Why does Israel resist the placement of UN observers and peace keepers?
In the long-running war between Israel and the Palestinian Arabs, the suggestion is often raised to interpose “neutral international observers” or “a UN force” to keep the peace between the parties. Israel has opposed such a move and takes a lot of heat from “world opinion” because of that opposition. The simplistic view is that such observers would defuse the situation and Israel must oppose them because Israel has something to hide.
In fact, Israel has opposed the presence of UN observers because past experience has shown that UN observers are ineffective and often biased against Israel. UN observers have been in Hebron since 1994 (the TIPH), in Lebanon since 1978 (UNIFIL), and in the Golan Heights since 1974 (UNDOF). In each location they have been unable or unwilling to stem the violence against Israel or bring pressure against the Arab parties violating agreements.
A UN Emergency Force was stationed in Sinai in the 1950s to serve as a buffer between Israel and Egypt. In 1967, in the prelude to the Six Day War, Egypt ordered them to leave, which they did, leaving the field open for Egypt’s threatened aggression.
In 2000 Hizbollah terrorists crossed the border from Lebanon to Israel and abducted soldiers from sovereign Israel. Not only did the UN presence not prevent the abduction but also it later emerged that the UN peacekeepers had important evidence that they withheld from Israel.

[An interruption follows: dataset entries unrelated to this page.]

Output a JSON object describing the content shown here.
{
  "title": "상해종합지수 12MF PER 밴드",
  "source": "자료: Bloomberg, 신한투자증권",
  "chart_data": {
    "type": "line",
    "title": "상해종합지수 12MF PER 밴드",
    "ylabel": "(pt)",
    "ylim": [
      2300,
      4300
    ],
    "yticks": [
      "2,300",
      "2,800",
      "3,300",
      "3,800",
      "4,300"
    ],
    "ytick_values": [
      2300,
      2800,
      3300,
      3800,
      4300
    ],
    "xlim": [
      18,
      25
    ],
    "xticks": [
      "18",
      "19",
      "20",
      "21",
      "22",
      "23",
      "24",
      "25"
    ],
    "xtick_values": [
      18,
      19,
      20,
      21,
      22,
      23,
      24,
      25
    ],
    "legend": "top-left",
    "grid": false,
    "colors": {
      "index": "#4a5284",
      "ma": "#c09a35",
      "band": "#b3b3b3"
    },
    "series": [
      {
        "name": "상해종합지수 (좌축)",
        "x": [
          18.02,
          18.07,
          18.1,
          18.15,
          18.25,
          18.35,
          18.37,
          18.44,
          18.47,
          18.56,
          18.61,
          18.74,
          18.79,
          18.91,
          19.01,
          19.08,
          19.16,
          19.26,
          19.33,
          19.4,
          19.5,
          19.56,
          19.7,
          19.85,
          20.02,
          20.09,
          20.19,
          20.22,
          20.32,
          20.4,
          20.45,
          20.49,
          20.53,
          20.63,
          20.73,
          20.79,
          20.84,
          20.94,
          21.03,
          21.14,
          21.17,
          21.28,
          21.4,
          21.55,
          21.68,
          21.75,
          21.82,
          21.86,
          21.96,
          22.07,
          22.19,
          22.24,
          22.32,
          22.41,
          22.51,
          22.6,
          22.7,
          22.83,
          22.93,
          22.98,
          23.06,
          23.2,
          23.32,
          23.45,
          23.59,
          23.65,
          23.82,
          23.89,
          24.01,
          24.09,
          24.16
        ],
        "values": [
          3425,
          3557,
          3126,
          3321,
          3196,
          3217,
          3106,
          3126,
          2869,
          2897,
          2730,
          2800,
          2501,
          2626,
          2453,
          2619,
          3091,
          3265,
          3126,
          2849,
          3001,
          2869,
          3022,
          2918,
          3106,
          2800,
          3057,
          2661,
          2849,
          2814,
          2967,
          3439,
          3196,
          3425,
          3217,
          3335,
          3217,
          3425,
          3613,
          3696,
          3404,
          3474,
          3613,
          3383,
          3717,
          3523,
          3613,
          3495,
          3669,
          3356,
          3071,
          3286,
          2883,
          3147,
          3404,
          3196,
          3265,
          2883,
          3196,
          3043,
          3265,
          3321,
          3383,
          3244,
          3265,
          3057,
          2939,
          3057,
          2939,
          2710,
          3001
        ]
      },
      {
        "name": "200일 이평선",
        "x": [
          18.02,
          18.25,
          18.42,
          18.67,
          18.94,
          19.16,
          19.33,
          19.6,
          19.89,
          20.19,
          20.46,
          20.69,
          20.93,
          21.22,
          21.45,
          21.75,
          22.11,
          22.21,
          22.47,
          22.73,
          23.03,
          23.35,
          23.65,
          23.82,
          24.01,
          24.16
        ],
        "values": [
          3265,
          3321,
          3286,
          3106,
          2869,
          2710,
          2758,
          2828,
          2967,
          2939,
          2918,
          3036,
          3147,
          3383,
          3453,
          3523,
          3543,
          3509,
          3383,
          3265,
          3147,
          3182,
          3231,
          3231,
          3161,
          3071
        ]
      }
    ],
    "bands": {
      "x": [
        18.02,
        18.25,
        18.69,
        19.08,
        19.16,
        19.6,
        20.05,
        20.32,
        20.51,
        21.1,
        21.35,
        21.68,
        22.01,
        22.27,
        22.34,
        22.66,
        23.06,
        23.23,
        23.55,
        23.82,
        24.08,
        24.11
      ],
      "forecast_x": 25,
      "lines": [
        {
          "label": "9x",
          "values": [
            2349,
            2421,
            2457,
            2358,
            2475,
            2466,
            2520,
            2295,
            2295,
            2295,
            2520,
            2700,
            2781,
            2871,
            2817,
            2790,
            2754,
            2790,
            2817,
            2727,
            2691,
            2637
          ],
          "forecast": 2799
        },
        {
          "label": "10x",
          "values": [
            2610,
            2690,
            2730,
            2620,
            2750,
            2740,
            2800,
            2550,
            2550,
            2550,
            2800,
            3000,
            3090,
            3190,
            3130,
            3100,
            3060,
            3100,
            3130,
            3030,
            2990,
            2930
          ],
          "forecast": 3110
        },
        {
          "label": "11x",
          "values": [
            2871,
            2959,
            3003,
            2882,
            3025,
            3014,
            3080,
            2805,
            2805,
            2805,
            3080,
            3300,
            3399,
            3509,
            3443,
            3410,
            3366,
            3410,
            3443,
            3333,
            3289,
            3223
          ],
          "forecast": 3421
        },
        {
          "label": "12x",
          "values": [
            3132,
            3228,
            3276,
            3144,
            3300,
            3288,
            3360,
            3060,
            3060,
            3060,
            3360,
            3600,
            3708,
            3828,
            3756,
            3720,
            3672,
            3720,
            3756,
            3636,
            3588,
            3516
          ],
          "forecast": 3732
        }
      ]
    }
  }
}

In addition to the ineffectiveness of observers, Israel also opposes the imposition of observers because UN involvement undermines the peace process. The peace process is based on the idea of direct negotiations between the parties. Whenever the UN attempts to impose solutions or passes resolutions of condemnation, to either side, they undermine direct negotiations. Add to that the fact that the UN has been heavily biased against Israel for decades and cannot be trusted with matters that are vital to Israel’s survival.